Regulation of Electrode–Electrolyte Interactions for Improved Heat Recovery of a Thermo-Induced Electric Double-Layer Capacitor

Abstract

Low-grade heat recovery through ion redistribution (i.e., Soret effect) in electric double-layer capacitors is a recent emergence for the conversion of thermal energy into electrical energy. A popular approach to improving the performance of such devices is optimizing the composition of the electrolyte. However, in addition to the thermodiffusion behavior of electrolyte ions, the electrode–electrolyte interactions also play a vital role in determining the ionic Seebeck coefficient, although it has not been clearly investigated. In this work, the crucial role of electrode–electrolyte interactions in thermoelectric conversion efficiency is demonstrated by employing vertical graphene as a base material for surface modification.
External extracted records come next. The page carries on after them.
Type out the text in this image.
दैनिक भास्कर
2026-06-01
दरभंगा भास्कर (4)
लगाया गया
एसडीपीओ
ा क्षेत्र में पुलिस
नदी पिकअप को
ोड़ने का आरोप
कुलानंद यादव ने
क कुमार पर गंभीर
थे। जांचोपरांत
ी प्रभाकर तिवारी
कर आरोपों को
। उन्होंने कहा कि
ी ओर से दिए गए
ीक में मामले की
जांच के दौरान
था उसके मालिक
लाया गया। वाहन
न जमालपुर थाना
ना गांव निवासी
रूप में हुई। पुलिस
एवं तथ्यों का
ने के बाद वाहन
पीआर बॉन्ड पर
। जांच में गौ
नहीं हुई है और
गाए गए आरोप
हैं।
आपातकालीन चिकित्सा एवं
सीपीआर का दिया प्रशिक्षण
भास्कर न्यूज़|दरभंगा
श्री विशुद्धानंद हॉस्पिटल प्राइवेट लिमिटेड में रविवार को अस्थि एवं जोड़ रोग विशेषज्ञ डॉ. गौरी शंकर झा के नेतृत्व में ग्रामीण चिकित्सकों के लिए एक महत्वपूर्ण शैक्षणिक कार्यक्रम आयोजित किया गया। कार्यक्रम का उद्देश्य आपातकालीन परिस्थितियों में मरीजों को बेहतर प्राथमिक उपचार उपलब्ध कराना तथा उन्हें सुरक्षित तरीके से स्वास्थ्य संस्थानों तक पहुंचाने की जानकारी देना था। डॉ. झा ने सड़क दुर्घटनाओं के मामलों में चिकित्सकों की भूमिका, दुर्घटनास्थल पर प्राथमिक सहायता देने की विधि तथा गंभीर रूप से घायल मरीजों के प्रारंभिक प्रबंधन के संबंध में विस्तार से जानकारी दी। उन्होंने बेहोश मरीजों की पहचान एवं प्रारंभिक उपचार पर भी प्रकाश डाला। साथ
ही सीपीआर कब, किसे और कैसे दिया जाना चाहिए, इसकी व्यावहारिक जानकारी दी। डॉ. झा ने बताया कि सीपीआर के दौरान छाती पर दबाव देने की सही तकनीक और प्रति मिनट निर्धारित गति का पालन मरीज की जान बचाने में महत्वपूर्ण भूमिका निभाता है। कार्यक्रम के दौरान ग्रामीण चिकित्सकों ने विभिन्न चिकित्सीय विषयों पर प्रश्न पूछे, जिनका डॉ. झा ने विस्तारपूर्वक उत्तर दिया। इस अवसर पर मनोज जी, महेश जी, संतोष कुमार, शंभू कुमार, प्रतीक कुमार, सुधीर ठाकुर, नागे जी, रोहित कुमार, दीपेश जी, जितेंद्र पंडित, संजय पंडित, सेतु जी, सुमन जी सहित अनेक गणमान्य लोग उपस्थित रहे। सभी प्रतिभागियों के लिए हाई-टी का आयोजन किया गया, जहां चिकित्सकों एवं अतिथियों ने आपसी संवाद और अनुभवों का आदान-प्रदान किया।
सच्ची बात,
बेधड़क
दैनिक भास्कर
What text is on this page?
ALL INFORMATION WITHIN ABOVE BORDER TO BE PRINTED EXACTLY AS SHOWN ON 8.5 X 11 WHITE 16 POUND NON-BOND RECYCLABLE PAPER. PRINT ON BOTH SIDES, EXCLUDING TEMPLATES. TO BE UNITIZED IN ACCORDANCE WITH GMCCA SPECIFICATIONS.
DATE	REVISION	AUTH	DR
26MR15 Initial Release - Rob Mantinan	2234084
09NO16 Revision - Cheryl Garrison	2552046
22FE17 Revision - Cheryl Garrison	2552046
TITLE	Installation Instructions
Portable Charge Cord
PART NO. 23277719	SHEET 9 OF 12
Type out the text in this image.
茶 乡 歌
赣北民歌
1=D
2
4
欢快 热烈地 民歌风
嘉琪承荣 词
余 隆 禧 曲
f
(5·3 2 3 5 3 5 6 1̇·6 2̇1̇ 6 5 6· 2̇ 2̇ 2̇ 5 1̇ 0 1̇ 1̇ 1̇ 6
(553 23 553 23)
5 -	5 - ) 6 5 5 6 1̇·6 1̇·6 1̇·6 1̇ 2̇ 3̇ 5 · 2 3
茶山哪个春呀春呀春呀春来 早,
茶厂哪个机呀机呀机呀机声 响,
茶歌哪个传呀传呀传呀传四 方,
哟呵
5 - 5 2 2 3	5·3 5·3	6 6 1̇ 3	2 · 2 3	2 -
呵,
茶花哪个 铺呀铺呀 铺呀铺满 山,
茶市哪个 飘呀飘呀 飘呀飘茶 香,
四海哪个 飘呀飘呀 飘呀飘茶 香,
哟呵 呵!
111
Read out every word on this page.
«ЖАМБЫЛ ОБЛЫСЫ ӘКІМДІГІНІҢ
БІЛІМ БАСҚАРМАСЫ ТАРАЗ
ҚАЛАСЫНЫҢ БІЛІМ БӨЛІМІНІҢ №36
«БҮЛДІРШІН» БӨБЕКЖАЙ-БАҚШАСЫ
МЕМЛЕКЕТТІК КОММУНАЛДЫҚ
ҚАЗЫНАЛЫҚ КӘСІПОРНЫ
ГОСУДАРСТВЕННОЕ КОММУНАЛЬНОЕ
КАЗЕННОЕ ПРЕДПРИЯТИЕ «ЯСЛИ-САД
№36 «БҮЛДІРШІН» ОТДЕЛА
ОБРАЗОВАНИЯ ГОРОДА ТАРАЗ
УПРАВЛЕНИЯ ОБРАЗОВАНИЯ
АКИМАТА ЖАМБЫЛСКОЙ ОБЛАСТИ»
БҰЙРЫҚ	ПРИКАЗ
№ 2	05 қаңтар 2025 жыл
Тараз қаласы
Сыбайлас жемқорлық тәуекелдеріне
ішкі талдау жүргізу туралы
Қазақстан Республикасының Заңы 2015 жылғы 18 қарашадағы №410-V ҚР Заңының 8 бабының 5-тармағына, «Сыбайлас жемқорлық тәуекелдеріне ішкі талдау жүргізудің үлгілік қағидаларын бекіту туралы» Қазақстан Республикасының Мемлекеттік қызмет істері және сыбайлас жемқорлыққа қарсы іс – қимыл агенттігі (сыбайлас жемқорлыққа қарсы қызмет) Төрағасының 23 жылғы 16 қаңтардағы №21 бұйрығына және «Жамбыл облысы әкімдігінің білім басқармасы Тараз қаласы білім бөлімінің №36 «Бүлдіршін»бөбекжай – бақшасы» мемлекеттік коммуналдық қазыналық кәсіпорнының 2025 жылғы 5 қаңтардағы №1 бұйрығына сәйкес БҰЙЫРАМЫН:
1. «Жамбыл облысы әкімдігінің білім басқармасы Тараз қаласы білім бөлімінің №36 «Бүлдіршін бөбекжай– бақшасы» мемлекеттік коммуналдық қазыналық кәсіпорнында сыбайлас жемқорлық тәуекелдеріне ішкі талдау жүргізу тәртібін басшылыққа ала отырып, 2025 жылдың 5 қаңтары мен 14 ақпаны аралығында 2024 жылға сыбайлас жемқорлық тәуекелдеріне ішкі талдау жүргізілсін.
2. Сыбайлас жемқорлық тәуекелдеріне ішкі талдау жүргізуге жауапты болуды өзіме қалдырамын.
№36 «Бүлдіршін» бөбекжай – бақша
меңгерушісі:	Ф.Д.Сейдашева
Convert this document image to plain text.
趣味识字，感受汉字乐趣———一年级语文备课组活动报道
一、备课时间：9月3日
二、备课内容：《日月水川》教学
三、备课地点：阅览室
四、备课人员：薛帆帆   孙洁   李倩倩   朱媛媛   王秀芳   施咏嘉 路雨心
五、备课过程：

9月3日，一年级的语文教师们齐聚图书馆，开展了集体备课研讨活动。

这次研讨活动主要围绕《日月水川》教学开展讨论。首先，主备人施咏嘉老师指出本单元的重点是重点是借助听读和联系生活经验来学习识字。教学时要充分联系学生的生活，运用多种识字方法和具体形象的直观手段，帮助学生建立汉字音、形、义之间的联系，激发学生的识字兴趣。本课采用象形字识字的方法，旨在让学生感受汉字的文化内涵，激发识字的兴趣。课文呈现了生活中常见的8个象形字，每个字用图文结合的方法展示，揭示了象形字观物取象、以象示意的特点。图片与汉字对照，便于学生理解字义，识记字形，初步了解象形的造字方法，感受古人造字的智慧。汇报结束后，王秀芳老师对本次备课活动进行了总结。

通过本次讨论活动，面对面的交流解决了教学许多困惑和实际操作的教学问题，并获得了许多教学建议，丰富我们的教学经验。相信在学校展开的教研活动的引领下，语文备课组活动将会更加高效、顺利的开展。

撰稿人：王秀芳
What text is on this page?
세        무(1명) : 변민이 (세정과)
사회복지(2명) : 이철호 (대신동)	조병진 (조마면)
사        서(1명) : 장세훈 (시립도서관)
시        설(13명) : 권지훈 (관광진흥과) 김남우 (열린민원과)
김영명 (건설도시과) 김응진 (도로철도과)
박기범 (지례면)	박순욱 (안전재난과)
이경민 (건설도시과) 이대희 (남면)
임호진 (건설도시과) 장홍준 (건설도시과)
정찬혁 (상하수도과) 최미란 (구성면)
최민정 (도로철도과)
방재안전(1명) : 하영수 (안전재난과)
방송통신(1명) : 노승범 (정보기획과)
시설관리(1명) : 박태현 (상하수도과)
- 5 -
After the surface modification via ozone treatment, oxygen-containing functional groups are enriched on graphene sheets. After improving the interfacial interactions between vertical graphene electrode and electrolyte, the ionic Seebeck coefficient is largely enhanced by 4.6-fold (up to 1 mV K–1) while the capacitance is improved by 1.29 times. Density functional theory calculations reveal that such a high thermal response originates from the stronger ion–electrode interaction and the higher charge transfer efficiency via oxygen-containing functional groups. In addition, the energy stored in supercapacitors can be extracted by discharging through a resistor. The findings of this study can help us to better understand the role of electrode–electrolyte interactions in increasing the ionic Seebeck coefficient, providing a new strategy for improved heat-to-electric conversion.